Imagine uma pessoa que sempre manifestou o desejo de organizar a sucessão em vida por meio de doação. Ela conversava sobre o assunto com os filhos, cogitou fazer doações e chegou a procurar orientação jurídica.
Antes de concretizar o planejamento, porém, desenvolveu uma demência e passou a necessitar de curatela. Nesses casos, os familiares costumam enxergar a doação como uma mera formalidade que estaria apenas aguardando assinatura.
Juridicamente, contudo, a situação é mais delicada. A vontade de doação não pode ser presumida. Ainda que os familiares tenham convicção de que aquele era o desejo da pessoa, a transferência patrimonial depende de uma manifestação de vontade válida no momento da realização do negócio.
Se essa capacidade foi perdida, o ato se tornou inviável. Por isso, o planejamento sucessório, caso seja um desejo, não deve ser adiado.
O planejamento sucessório tem prazo
Talvez a principal reflexão seja esta. Muitas pessoas acreditam que o planejamento sucessório pode ser deixado para depois. Mas a capacidade civil não é um dado permanente.
O envelhecimento, as doenças neurodegenerativas e diversas condições de saúde podem comprometer a possibilidade de praticar determinados atos jurídicos. Quando a intenção genuína é realizar um planejamento sucessório, ele deve ser discutido enquanto a pessoa possui plena capacidade para compreender seus efeitos e manifestar sua vontade.
Esperar demais pode significar perder algumas alternativas jurídicas para sempre.
Antes de pensar na doação, pense na proteção
Tenho uma posição bastante cautelosa em relação às doações como instrumento de planejamento sucessório. Muitas vezes elas são apresentadas como uma solução simples para problemas complexos.

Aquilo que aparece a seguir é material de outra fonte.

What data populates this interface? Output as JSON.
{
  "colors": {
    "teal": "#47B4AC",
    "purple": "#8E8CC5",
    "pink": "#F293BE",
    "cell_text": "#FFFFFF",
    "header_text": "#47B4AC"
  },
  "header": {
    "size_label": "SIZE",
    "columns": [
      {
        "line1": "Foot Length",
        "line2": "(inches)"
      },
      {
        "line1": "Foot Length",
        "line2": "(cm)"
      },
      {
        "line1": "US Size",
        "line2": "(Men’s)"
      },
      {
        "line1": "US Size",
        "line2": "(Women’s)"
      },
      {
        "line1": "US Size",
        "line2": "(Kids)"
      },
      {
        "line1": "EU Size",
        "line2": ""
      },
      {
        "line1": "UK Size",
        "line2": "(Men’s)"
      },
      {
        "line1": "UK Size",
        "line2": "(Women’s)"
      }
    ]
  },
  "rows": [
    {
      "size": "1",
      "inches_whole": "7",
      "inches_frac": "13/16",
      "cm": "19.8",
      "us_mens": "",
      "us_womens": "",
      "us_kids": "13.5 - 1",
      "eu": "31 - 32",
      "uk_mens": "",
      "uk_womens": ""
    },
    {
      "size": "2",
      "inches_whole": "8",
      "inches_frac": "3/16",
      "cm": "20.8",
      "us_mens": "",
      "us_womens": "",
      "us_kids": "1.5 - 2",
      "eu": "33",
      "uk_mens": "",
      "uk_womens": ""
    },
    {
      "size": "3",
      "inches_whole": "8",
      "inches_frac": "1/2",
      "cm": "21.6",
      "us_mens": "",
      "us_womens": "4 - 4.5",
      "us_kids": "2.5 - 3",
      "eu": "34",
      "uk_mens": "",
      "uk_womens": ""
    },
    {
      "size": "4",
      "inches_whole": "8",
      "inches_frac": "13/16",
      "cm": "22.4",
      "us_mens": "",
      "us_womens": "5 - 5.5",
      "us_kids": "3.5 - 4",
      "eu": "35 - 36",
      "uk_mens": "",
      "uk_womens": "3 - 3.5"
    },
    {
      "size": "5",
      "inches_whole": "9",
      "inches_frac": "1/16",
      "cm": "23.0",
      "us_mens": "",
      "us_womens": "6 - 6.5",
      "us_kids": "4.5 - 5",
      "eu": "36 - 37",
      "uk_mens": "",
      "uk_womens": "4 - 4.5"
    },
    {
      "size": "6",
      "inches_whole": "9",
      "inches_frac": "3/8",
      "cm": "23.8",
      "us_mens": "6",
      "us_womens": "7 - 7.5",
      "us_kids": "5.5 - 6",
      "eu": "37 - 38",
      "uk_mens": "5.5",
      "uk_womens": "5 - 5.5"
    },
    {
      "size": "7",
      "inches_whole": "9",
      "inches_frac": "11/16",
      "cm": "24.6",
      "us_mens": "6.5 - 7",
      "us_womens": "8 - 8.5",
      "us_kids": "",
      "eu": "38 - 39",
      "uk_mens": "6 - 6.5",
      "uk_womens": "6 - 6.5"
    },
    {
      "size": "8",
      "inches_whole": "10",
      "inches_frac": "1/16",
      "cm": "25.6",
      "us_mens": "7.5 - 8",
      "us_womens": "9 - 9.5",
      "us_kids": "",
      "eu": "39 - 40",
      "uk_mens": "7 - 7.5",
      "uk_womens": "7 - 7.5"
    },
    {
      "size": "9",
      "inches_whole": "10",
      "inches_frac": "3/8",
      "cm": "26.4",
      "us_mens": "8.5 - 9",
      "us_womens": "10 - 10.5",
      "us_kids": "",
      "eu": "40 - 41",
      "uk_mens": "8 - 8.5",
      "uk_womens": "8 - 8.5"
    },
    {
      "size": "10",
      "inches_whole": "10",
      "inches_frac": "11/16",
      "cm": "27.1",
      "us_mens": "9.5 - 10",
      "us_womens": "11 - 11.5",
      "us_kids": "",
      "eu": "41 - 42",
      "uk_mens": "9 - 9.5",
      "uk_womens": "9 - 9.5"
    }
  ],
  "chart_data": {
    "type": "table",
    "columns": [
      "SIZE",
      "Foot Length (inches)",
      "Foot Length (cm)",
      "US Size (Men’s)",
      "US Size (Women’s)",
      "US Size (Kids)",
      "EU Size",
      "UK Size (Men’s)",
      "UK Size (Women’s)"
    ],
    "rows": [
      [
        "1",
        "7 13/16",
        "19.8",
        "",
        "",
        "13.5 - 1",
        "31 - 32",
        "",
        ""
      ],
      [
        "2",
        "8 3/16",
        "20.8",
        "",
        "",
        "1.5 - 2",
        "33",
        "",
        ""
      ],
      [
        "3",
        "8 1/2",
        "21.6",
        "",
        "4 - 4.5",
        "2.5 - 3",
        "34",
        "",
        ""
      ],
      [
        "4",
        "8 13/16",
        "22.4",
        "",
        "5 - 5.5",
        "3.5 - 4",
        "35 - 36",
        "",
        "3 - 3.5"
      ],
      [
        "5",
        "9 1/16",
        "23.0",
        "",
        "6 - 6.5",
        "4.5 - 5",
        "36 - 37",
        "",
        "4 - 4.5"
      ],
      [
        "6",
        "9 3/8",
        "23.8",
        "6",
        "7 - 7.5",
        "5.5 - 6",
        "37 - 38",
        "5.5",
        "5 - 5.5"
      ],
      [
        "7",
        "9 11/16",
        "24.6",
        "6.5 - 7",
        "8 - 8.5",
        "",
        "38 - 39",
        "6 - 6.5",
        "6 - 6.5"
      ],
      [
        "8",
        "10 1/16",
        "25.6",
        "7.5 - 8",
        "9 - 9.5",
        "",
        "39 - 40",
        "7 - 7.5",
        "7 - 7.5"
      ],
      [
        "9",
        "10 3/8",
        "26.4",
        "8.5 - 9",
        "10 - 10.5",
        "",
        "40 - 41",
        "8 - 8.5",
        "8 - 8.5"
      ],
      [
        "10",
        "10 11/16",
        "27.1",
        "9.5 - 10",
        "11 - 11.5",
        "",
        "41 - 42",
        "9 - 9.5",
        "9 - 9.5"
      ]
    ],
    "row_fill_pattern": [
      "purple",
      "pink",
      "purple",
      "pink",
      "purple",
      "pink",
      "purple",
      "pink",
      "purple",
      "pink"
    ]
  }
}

Contudo, transferir patrimônio em vida significa perder titularidade, autonomia e, em alguns casos, criar conflitos familiares. Por isso, antes de qualquer decisão, é fundamental compreender exatamente quais são os objetivos da família e quais instrumentos jurídicos são realmente adequados para alcançá-los.
O que não se pode fazer é partir da premissa de que o curador poderá concluir, no futuro, uma doação que a pessoa não realizou enquanto era capaz. Em matéria de doação, a vontade é personalíssima. E a vontade personalíssima não pode ser exercida por representação.